What if we Applied Pro-Life Rhetoric to Guns? 2019-09-07T01:58:13-04:00

I was raised to believe that  human life is important, and I believe it.

I was raised to believe that “it is poverty to believe that a child must die so that you can live as you wish,” and I believe that.

I was raised to believe that “but my rights!” are a selfish thing to say when a human child’s right to life is on the line, and I believe it.

I am a Catholic. I believe that the human embryo and fetus have personhood. I deeply oppose abortion. I don’t see eye to eye at all with the legal methods that the loudest voices in the pro-life movement say is the best way forward in saving babies, but I believe they should be saved. I am deeply invested in working to protect as many human lives as possible– with preferential treatment for the weakest and the helpless. That means children come first.

And that’s a line that gets bandied about a lot in the pro-life movement. “What if it saves even one child?” Wouldn’t all of this be worth it, if you could save one child?

Yesterday,  in Texas, a child was shot in the face.

She is seventeen months old. She’s not dead, not yet. She has shrapnel in her chest and her little milk teeth have been knocked out. There’s a hole in her lip and tongue. Lord only knows what this will do to her development and the rest of her life.

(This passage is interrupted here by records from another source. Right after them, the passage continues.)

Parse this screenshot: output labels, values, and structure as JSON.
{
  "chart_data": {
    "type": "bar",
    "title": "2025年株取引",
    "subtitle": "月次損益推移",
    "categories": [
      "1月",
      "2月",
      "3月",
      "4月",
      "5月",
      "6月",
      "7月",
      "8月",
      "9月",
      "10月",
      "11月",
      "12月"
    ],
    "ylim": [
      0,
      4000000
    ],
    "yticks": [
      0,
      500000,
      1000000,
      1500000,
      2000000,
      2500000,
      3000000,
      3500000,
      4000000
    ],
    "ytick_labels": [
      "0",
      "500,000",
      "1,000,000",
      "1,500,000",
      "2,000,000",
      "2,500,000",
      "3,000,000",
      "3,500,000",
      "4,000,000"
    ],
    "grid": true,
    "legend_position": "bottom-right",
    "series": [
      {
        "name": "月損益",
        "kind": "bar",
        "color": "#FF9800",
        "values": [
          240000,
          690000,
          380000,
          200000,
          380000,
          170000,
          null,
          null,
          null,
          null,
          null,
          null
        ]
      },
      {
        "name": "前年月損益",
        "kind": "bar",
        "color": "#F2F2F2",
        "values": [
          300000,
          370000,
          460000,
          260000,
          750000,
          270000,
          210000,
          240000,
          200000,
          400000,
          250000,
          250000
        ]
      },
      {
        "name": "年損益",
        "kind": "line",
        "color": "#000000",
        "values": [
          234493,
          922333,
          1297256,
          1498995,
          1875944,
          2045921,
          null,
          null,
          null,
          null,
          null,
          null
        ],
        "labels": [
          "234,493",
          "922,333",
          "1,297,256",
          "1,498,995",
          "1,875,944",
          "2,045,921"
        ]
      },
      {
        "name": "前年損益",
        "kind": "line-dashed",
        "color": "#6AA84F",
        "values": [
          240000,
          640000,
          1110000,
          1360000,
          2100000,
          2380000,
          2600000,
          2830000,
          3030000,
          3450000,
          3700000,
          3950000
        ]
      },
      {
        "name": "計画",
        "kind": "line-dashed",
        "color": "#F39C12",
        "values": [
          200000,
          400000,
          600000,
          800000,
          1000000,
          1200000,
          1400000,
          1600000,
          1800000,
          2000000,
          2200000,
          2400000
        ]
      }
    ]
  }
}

She is lucky to be alive at all; seven other people are dead, many more are injured, and I suspect the death toll will rise before this is over. We’re told that the terrorist who shot her was another angry white man who went on a rampage, at one point hijacking a mail truck.

I see the same politicians who consider it a bold victory when a restriction is passed into law that will save very few if any unborn lives and stands a good chance of putting women who miscarry in danger, meekly offering the usual “thoughts and prayers” against gun violence. The people who will use any means they believe just might save one human life, if the life is unborn, are throwing up their hands and giving the matter over to God when it comes to any life that comes in the way of a gun.

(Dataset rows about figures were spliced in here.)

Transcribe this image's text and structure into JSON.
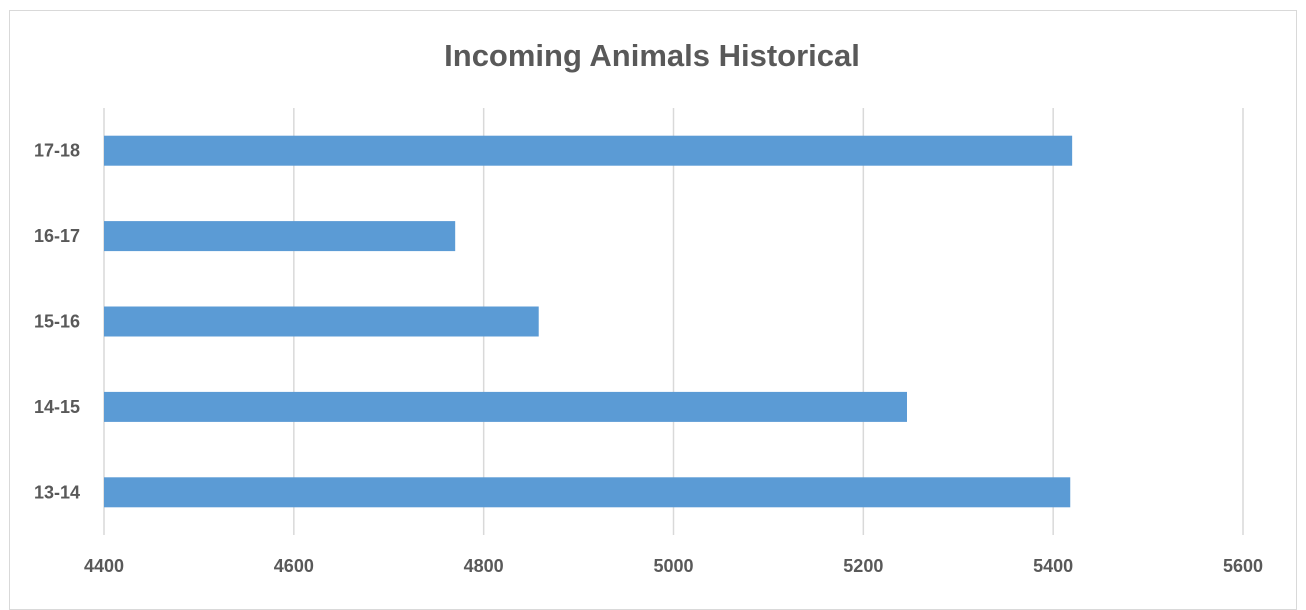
{
  "chart_data": {
    "type": "bar",
    "orientation": "horizontal",
    "title": "Incoming Animals Historical",
    "xlabel": "",
    "ylabel": "",
    "categories": [
      "13-14",
      "14-15",
      "15-16",
      "16-17",
      "17-18"
    ],
    "values": [
      5418,
      5246,
      4858,
      4770,
      5420
    ],
    "xlim": [
      4400,
      5600
    ],
    "xticks": [
      "4400",
      "4600",
      "4800",
      "5000",
      "5200",
      "5400",
      "5600"
    ],
    "grid": true,
    "legend": "none",
    "bar_color": "#5b9bd5"
  }
}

We need guns, we are told, because guns save lives. We need every kind of gun available, no questions asked, for “safety.” We need to be allowed to open carry at the grocery store, because good folks who open carry are the only thing standing between us and another mass shooting. But above all, we need to have them available, because it is our right.

Of course, last month, there were plenty of good Texas conservatives open carrying guns at a Wal Mart in El Paso. They didn’t save the day. They probably knew very well that just shooting off your weapon in a situation like that will only make matters worse.

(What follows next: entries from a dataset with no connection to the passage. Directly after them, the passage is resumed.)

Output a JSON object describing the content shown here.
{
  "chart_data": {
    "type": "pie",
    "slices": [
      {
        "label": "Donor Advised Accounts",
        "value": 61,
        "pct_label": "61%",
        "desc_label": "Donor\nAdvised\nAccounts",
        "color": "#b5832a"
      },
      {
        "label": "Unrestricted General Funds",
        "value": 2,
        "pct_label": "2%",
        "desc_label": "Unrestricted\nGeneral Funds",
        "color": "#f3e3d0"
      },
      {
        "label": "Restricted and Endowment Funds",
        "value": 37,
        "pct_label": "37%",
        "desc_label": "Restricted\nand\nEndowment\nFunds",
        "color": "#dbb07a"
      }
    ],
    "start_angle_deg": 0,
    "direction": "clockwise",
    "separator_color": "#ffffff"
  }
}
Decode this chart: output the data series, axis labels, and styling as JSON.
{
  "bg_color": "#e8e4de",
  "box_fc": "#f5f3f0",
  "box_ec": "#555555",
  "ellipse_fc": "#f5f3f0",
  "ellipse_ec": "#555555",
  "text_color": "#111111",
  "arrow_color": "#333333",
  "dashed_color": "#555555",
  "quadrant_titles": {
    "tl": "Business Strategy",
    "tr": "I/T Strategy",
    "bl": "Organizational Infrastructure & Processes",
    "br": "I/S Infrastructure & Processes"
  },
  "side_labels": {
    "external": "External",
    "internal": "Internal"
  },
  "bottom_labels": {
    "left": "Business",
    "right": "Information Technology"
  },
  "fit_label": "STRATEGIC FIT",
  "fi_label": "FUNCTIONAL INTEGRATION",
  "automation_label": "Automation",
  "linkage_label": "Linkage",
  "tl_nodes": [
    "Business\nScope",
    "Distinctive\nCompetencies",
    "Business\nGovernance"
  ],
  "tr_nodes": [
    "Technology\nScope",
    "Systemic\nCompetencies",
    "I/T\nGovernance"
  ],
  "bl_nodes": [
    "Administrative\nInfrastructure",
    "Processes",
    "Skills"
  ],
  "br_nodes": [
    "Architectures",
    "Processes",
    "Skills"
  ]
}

Still, we are loath to pass the kind of gun control laws they have in Europe and Canada, because we respect the right to bear arms. It doesn’t matter what the actual results of a culture this saturated with guns are; it’s our right to have them just because we want to. It’s our right to protect ourselves “with equal force,” no matter the collateral damage. It’s our right to “protect our families” in exactly the way we choose, and never mind what might result all around us, to other people’s families. It’s our right to try to out-stockpile the government if we want to, in case there’s a need for a well-regulated militia, and never mind what somebody else might do.

What if we decided to look at this in a different way?

What if we applied the rhetoric of the pro-life movement to gun control? What if instead of saying “But my rights!” We said “Imagine if it saves one child?”

What if we said that it’s selfishness to cry “what about my right to bear arms?” when it interferes with other people’s right to life?

What if we were willing to say to everyone, not just pregnant women but the good hearty American men who want to open carry at Wal Mart, that it is poverty to decide that child must die, must be permanently disabled, must lose her milk teeth and part of her tongue, so that you may live as you wish?

What if we were truly willing to be pro-life?